How much it costs to help struggling renters

To return renter households, who have lost jobs, to their pre-pandemic rent-to-income ratios, the country will have to spend $5.5 million a month in direct payment assistance, according to an estimate by the Urban Institute that does not account for state unemployment insurance and the CARES Act’s extra $600 a week. If both types of jobless benefits remain past July, the cost per month would dwindle to $1.8 million.

These funds, though, would not solve the pre-existing housing-cost burden that mainly plagues minimum-wage employees and people of color (both renters and homeowners who pays 30% or more of their monthly income to keep a roof above their head are considered burdened).

Before the coronavirus crisis, roughly 80% of tenants making between 30 – 50% of their area median income paid more than a third of their earnings in rent, per the Urban Institute. As nearly 9 million renter households have lost at least one income stream to the pandemic, more higher-income earners have become housing-cost burdened than lower-wage workers, the Urban Institute finds.

Pinnegar says that the $100-billion rent assistance program the U.S. House adopted bears “many positive provisions.” However, he warns that extending the federal eviction moratorium for a year, as the bill postulates, “will counter the [payment assistance benefits] and result in lasting damage to the rental housing industry.”

Eviction bans do not solve the underlying financial problem

A push toward a prolonged federal eviction ban is forming in the U.S. Senate too. In late June, Sen. Elizabeth Warren (D-Mass) proposed a bill enforcing a year-long halt on renter displacements to last through March 2021. The current policy covers only multifamily properties with government-secured mortgages. Sen. Warren’s plan encompasses most renter households impacted by Covid-19.

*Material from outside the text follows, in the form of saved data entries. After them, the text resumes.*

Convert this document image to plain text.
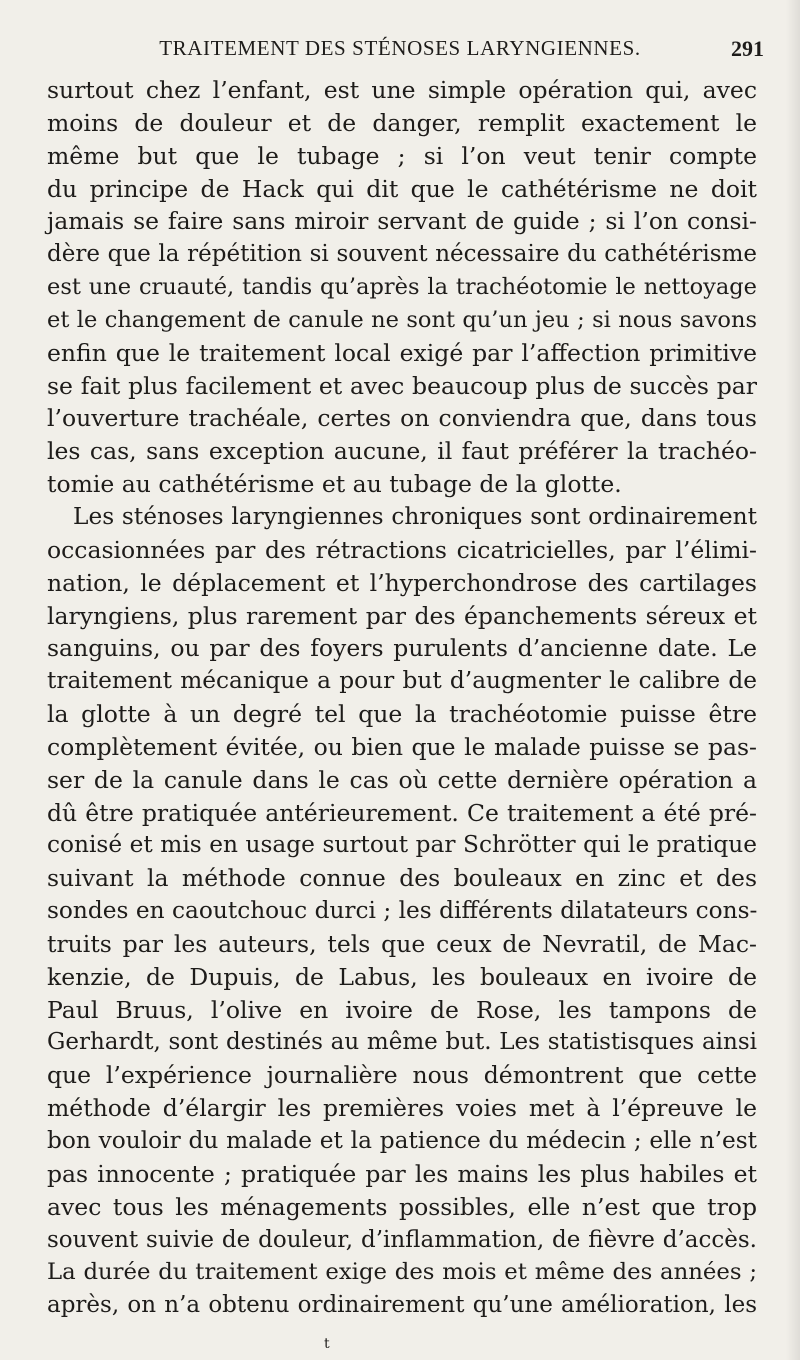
TRAITEMENT DES STÉNOSES LARYNGIENNES.	291
surtout chez l’enfant, est une simple opération qui, avec
moins de douleur et de danger, remplit exactement le
même but que le tubage ; si l’on veut tenir compte
du principe de Hack qui dit que le cathétérisme ne doit
jamais se faire sans miroir servant de guide ; si l’on consi-
dère que la répétition si souvent nécessaire du cathétérisme
est une cruauté, tandis qu’après la trachéotomie le nettoyage
et le changement de canule ne sont qu’un jeu ; si nous savons
enfin que le traitement local exigé par l’affection primitive
se fait plus facilement et avec beaucoup plus de succès par
l’ouverture trachéale, certes on conviendra que, dans tous
les cas, sans exception aucune, il faut préférer la trachéo-
tomie au cathétérisme et au tubage de la glotte.
Les sténoses laryngiennes chroniques sont ordinairement
occasionnées par des rétractions cicatricielles, par l’élimi-
nation, le déplacement et l’hyperchondrose des cartilages
laryngiens, plus rarement par des épanchements séreux et
sanguins, ou par des foyers purulents d’ancienne date. Le
traitement mécanique a pour but d’augmenter le calibre de
la glotte à un degré tel que la trachéotomie puisse être
complètement évitée, ou bien que le malade puisse se pas-
ser de la canule dans le cas où cette dernière opération a
dû être pratiquée antérieurement. Ce traitement a été pré-
conisé et mis en usage surtout par Schrötter qui le pratique
suivant la méthode connue des bouleaux en zinc et des
sondes en caoutchouc durci ; les différents dilatateurs cons-
truits par les auteurs, tels que ceux de Nevratil, de Mac-
kenzie, de Dupuis, de Labus, les bouleaux en ivoire de
Paul Bruus, l’olive en ivoire de Rose, les tampons de
Gerhardt, sont destinés au même but. Les statistisques ainsi
que l’expérience journalière nous démontrent que cette
méthode d’élargir les premières voies met à l’épreuve le
bon vouloir du malade et la patience du médecin ; elle n’est
pas innocente ; pratiquée par les mains les plus habiles et
avec tous les ménagements possibles, elle n’est que trop
souvent suivie de douleur, d’inflammation, de fièvre d’accès.
La durée du traitement exige des mois et même des années ;
après, on n’a obtenu ordinairement qu’une amélioration, les
t
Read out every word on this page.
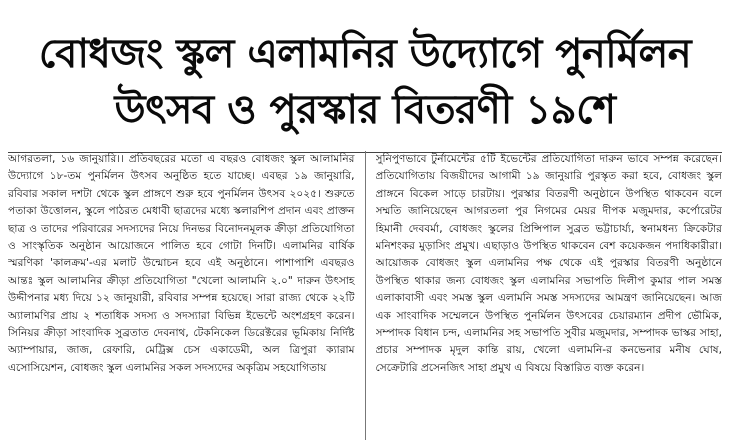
বোধজং স্কুল এলামনির উদ্যোগে পুনর্মিলন
উৎসব ও পুরস্কার বিতরণী ১৯শে

আগরতলা, ১৬ জানুয়ারি।। প্রতিবছরের মতো এ বছরও বোধজং স্কুল আলামনির উদ্যোগে ১৮-তম পুনর্মিলন উৎসব অনুষ্ঠিত হতে যাচ্ছে। এবছর ১৯ জানুয়ারি, রবিবার সকাল দশটা থেকে স্কুল প্রাঙ্গণে শুরু হবে পুনর্মিলন উৎসব ২০২৫। শুরুতে পতাকা উত্তোলন, স্কুলে পাঠরত মেধাবী ছাত্রদের মধ্যে স্কলারশিপ প্রদান এবং প্রাক্তন ছাত্র ও তাদের পরিবারের সদস্যদের নিয়ে দিনভর বিনোদনমূলক ক্রীড়া প্রতিযোগিতা ও সাংস্কৃতিক অনুষ্ঠান আয়োজনে পালিত হবে গোটা দিনটি। এলামনির বার্ষিক স্মরণিকা 'কালক্রম'-এর মলাট উন্মোচন হবে এই অনুষ্ঠানে। পাশাপাশি এবছরও আন্তঃ স্কুল আলামনির ক্রীড়া প্রতিযোগিতা "খেলো আলামনি ২.০" দারুন উৎসাহ উদ্দীপনার মধ্য দিয়ে ১২ জানুয়ারী, রবিবার সম্পন্ন হয়েছে। সারা রাজ্য থেকে ২২টি অ্যালামণির প্রায় ২ শতাধিক সদস্য ও সদস্যারা বিভিন্ন ইভেন্টে অংশগ্রহণ করেন। সিনিয়র ক্রীড়া সাংবাদিক সুব্রতাত দেবনাথ, টেকনিকেল ডিরেক্টরের ভূমিকায় নির্দিষ্ট অ্যাম্পায়ার, জাজ, রেফারি, মেট্রিক্স চেস একাডেমী, অল ত্রিপুরা ক্যারাম এসোসিয়েশন, বোধজং স্কুল এলামনির সকল সদস্যদের অকৃত্রিম সহযোগিতায়

সুনিপুণভাবে টুর্নামেন্টের ৫টি ইভেন্টের প্রতিযোগিতা দারুন ভাবে সম্পন্ন করেছেন। প্রতিযোগিতায় বিজয়ীদের আগামী ১৯ জানুয়ারি পুরস্কৃত করা হবে, বোধজং স্কুল প্রাঙ্গনে বিকেল সাড়ে চারটায়। পুরস্কার বিতরণী অনুষ্ঠানে উপস্থিত থাকবেন বলে সম্মতি জানিয়েছেন আগরতলা পুর নিগমের মেয়র দীপক মজুমদার, কর্পোরেটর হিমানী দেববর্মা, বোধজং স্কুলের প্রিন্সিপাল সুব্রত ভট্টাচার্য্য, স্বনামধন্য ক্রিকেটার মনিশংকর মুড়াসিং প্রমুখ। এছাড়াও উপস্থিত থাকবেন বেশ কয়েকজন পদাধিকারীরা। আয়োজক বোধজং স্কুল এলামনির পক্ষ থেকে এই পুরস্কার বিতরণী অনুষ্ঠানে উপস্থিত থাকার জন্য বোধজং স্কুল এলামনির সভাপতি দিলীপ কুমার পাল সমস্ত এলাকাবাসী এবং সমস্ত স্কুল এলামনি সমস্ত সদস্যদের আমন্ত্রণ জানিয়েছেন। আজ এক সাংবাদিক সম্মেলনে উপস্থিত পুনর্মিলন উৎসবের চেয়ারম্যান প্রদীপ ভৌমিক, সম্পাদক বিধান চন্দ, এলামনির সহ সভাপতি সুবীর মজুমদার, সম্পাদক ভাস্কর সাহা, প্রচার সম্পাদক মৃদুল কান্তি রায়, খেলো এলামনি-র কনভেনার মনীষ ঘোষ, সেক্রেটারি প্রসেনজিৎ সাহা প্রমুখ এ বিষয়ে বিস্তারিত ব্যক্ত করেন।
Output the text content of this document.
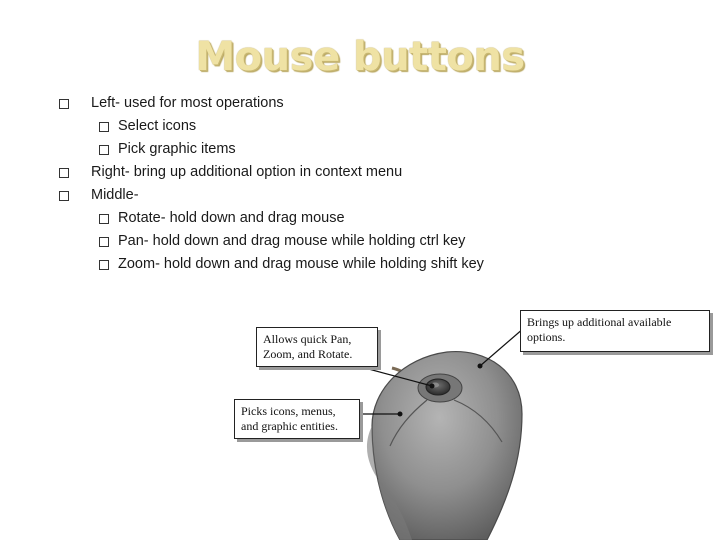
Mouse buttons
Left- used for most operations
Select icons
Pick graphic items
Right- bring up additional option in context menu
Middle-
Rotate- hold down and drag mouse
Pan- hold down and drag mouse while holding ctrl key
Zoom- hold down and drag mouse while holding shift key
Allows quick Pan,
Zoom, and Rotate.
Picks icons, menus,
and graphic entities.
Brings up additional available
options.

Depending on the level of unemployment and government stimulus, The Aspen Institute estimates that 19 to 23 million of renters, or one in five of the 110 million Americans who live in renter households, are at risk of eviction by the end of September. Eviction proceedings have already restarted in dozens of states; some of the court hearings even held over Zoom.

A joint survey by NAA and the Institute of Real Estate Management conducted in early June, however, found that only up to 10% of residents would face an eviction due to rent nonpayment if no bans existed at that time. The figure, however, is based only on 81 responses from the two organizations’ memberships (NAA boasts thousands of members among roughly 150 affiliate organizations).

“It won’t be a wave of evictions,” Pinnegar says. “[Eviction halts] do nothing to address the underlying financial crisis facing renters and property owners alike, and in fact interrupt the cash flow necessary to operate the rental housing that 43 million Americans live in.”

Pinnegar adds, “If the crisis is not properly managed, through direct assistance for renters and a level playing field with regard to mortgage forbearance, we could lose rental housing units that would be lost in foreclosure and not return to the market as rentals. [This] would aggravate an already fragile market as a result of the housing affordability crunch due to barriers preventing enough housing to be built.”